Jun 122013
  
Diego Vadillo López
Ramón María del Valle-Inclán

Ramón María del Valle-Inclán

Francisco de Quevedo, Ramón María del Valle-Inclán y Francisco Umbral son los tres más reseñables literatos que se pueden encontrar en la órbita de la enrevesada beldad. Tal enrevesamiento suele venir por diversas vías:

1- A través del galimatías conceptual.
2- A través del desmedido y deslavazado ornato.
3- A través de la seriedad de fondo de un humorismo que se presenta fútil siendo muy enjundioso.
Todo emergido de un churrigueresco desasosiego.
Quevedo-Valle-Umbral fueron grandes cantores de las cuarenta acechados por el sinsentido, el cual encarnaron con inusual temperamento plástico-pendenciero.
Ellos mostraron la cara B de lo aparentemente honorable y, además, no supieron disimular sus miserias, cosa que los honra, y es que, personalmente, siempre me escamaron aquellos que se nos muestran hijos de una aparente impecabilidad.
Quevedo-Valle-Umbral se erigieron artísticamente desde el desencanto.
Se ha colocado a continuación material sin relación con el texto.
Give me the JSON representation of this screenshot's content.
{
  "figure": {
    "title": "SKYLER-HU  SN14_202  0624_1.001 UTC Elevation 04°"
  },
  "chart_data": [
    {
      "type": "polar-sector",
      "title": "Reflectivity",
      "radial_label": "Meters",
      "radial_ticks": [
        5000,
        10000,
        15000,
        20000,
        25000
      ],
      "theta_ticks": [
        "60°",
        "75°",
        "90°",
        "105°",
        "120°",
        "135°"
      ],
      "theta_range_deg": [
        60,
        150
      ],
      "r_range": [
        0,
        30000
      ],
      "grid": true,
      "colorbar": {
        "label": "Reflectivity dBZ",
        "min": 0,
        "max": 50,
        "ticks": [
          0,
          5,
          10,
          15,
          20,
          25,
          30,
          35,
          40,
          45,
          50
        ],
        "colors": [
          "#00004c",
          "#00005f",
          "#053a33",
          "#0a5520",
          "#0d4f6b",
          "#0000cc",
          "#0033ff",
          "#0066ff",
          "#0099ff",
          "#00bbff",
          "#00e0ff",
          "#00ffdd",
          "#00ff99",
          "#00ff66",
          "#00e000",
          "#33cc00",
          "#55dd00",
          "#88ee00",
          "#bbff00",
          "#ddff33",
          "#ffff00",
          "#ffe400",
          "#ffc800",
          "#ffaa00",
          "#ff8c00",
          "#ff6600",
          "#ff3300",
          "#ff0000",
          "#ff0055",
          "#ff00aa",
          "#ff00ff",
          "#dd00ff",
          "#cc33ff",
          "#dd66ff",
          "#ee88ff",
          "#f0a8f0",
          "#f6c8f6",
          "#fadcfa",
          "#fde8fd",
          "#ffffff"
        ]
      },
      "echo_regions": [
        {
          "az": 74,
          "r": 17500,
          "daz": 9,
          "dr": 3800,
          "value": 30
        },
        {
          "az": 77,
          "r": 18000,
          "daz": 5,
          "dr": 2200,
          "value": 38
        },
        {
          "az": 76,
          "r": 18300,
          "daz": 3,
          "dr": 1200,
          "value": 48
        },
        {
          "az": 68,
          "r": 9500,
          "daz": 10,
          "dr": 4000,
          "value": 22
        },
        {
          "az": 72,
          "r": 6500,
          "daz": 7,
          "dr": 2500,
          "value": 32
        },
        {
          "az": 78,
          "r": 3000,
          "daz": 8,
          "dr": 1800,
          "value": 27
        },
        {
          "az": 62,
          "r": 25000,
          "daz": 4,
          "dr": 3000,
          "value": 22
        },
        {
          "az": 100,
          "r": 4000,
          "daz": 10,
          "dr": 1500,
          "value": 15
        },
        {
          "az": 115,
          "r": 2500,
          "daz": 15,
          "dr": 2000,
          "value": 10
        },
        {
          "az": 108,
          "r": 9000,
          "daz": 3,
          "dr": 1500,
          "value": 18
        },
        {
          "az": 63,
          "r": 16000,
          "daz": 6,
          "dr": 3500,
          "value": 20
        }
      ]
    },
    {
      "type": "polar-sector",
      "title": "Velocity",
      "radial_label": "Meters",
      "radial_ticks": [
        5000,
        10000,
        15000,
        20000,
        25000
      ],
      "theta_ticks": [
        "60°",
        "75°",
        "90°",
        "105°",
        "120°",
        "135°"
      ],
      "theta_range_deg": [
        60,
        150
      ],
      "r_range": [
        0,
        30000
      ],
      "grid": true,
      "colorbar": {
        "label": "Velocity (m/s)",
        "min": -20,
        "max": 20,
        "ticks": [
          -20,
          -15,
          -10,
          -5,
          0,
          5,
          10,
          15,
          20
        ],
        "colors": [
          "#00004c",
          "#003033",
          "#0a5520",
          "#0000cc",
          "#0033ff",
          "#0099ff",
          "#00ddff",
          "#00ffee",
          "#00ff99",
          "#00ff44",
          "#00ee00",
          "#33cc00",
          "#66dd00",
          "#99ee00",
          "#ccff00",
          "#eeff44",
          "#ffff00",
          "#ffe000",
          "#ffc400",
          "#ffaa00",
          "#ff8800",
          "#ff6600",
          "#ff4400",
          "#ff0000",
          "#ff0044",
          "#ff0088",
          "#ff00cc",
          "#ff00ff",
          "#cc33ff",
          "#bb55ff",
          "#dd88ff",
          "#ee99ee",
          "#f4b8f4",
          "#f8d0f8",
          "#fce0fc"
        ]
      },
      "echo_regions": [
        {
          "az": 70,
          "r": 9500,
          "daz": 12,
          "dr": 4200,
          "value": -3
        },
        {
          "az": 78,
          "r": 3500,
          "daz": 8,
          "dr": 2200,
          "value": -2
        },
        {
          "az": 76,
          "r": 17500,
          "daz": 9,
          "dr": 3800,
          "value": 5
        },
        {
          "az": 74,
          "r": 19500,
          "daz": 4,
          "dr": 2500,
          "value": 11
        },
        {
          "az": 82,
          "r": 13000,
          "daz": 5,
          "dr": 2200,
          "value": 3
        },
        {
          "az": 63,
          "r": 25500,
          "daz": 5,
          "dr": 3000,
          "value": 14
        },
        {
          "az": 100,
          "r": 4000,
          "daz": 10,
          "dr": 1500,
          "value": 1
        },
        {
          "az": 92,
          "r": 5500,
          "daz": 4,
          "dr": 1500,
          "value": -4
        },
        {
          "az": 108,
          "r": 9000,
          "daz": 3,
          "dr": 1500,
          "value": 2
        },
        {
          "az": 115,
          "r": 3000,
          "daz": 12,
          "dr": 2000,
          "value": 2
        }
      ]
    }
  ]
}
Fueron carne de invectiva con carcasa suntuaria.
Se dice que este tipo de escritores emplea muchos circunloquios, calambures y demás rodeos y retoricismos en lugar de decantarse por fórmulas más sencillas y sintéticas, pero lo que ignora quien así se expresa es que este tipo de escritor escribe así no gratuitamente, sino porque, a diferencia de muchos, tienen muy distintas posibilidades de decir lo mismo y las utilizan, y de este modo dejan muchos y variados mensajes por entre la aparente e inocente falta de propósito definido.
Pese a rehuir al diametral reporterismo intrínseco y exterior, que es sustituido por otro más hondo, expresión de mucho más, en sus secuencias va expresada la complejidad de un mundo que siempre ha entreverado lo sublime y lo chusco, lo trágico y lo cómico, lo higiénico y la excrecencia.
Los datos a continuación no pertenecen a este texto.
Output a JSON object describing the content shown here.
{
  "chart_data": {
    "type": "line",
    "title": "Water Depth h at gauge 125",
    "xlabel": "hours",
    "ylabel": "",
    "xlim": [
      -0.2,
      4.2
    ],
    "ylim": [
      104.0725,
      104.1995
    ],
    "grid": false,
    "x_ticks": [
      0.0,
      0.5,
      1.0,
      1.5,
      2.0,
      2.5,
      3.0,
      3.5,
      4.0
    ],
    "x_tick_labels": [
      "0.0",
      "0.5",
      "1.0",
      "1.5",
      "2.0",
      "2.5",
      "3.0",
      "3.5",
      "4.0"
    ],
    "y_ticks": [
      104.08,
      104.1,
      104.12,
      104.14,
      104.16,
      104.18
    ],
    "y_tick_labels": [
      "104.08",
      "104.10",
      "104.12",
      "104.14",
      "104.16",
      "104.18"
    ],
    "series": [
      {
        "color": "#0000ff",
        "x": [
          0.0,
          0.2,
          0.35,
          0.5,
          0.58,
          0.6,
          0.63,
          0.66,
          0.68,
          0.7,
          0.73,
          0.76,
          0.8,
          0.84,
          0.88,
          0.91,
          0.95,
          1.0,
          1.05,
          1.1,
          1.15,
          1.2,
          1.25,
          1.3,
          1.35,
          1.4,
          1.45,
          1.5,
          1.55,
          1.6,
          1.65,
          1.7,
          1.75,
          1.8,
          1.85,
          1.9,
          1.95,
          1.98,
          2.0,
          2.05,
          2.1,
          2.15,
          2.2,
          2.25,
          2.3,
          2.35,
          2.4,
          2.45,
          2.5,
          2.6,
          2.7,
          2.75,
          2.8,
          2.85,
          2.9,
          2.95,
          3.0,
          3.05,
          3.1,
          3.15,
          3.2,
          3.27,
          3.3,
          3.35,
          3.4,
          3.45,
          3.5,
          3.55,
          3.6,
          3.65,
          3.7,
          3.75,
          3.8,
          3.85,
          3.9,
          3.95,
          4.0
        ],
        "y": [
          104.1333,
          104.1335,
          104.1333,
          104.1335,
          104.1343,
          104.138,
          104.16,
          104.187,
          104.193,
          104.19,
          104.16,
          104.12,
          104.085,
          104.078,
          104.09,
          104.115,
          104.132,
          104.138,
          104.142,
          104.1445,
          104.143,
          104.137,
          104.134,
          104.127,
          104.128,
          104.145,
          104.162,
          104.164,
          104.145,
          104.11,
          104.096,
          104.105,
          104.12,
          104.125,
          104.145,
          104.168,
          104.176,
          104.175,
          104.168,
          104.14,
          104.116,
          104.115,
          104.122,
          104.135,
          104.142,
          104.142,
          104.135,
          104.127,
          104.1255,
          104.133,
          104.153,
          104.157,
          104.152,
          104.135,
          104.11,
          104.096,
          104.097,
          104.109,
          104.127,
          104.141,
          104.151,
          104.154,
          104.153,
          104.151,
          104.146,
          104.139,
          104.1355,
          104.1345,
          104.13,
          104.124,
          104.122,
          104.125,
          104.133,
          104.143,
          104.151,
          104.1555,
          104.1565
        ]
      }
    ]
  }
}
En fin, todos ellos (como decimos, de churrigueresco ADN) tienen un Síndrome de Diógenes consistente en acumular materiales de deshecho y de común uso, que revalorizan para bien del lenguaje y del patrimonio cultural.
Los tres escritores a quienes estamos dedicando el presente escrito, fueron auténticos macarras de las letras; como a los quinquis y a la fauna diversa pobladora del lumpen, les gustó lucir oros. Sus barajas sólo pintaban en bastos y en oros. Fueron cortesanos con alma poligonera y temperamento convulsamente ciclotímico: ora tiernos, ora inclementes y ferocísimos.
Umbral, por ejemplo, empleaba técnicas… a veces impías, a veces expeditivas: como cuando le pone la zancadilla literariamente, por ejemplo, a su admirado Gabriel Miró, cayéndosele al suelo al calmo levantino todo el portante de magnificencias, las cuales, lejos de quedar malogradas, son convulsionadas y adscritas a una nueva y degenerada catalogación… más agreste… igualmente deliciosa.
Umbral fue muy faltón; acudía a los pretéritos salones y cenáculos para entablar contacto con los clásicos, largando, “a posteriori”, alguna maldad lindante, en muchos casos, con lo procaz.
Ironía-sarcasmo-eufonía avanzan hermanados con ímpetu frentepopulista para violentar los cauces más morigerados de la escritura. Las plumas de estos prendas tronzaron lo anodino y compactaron el acervo literario con un sincretismo que quedó diluido en sus respectivos y personalísimos personajes literarios.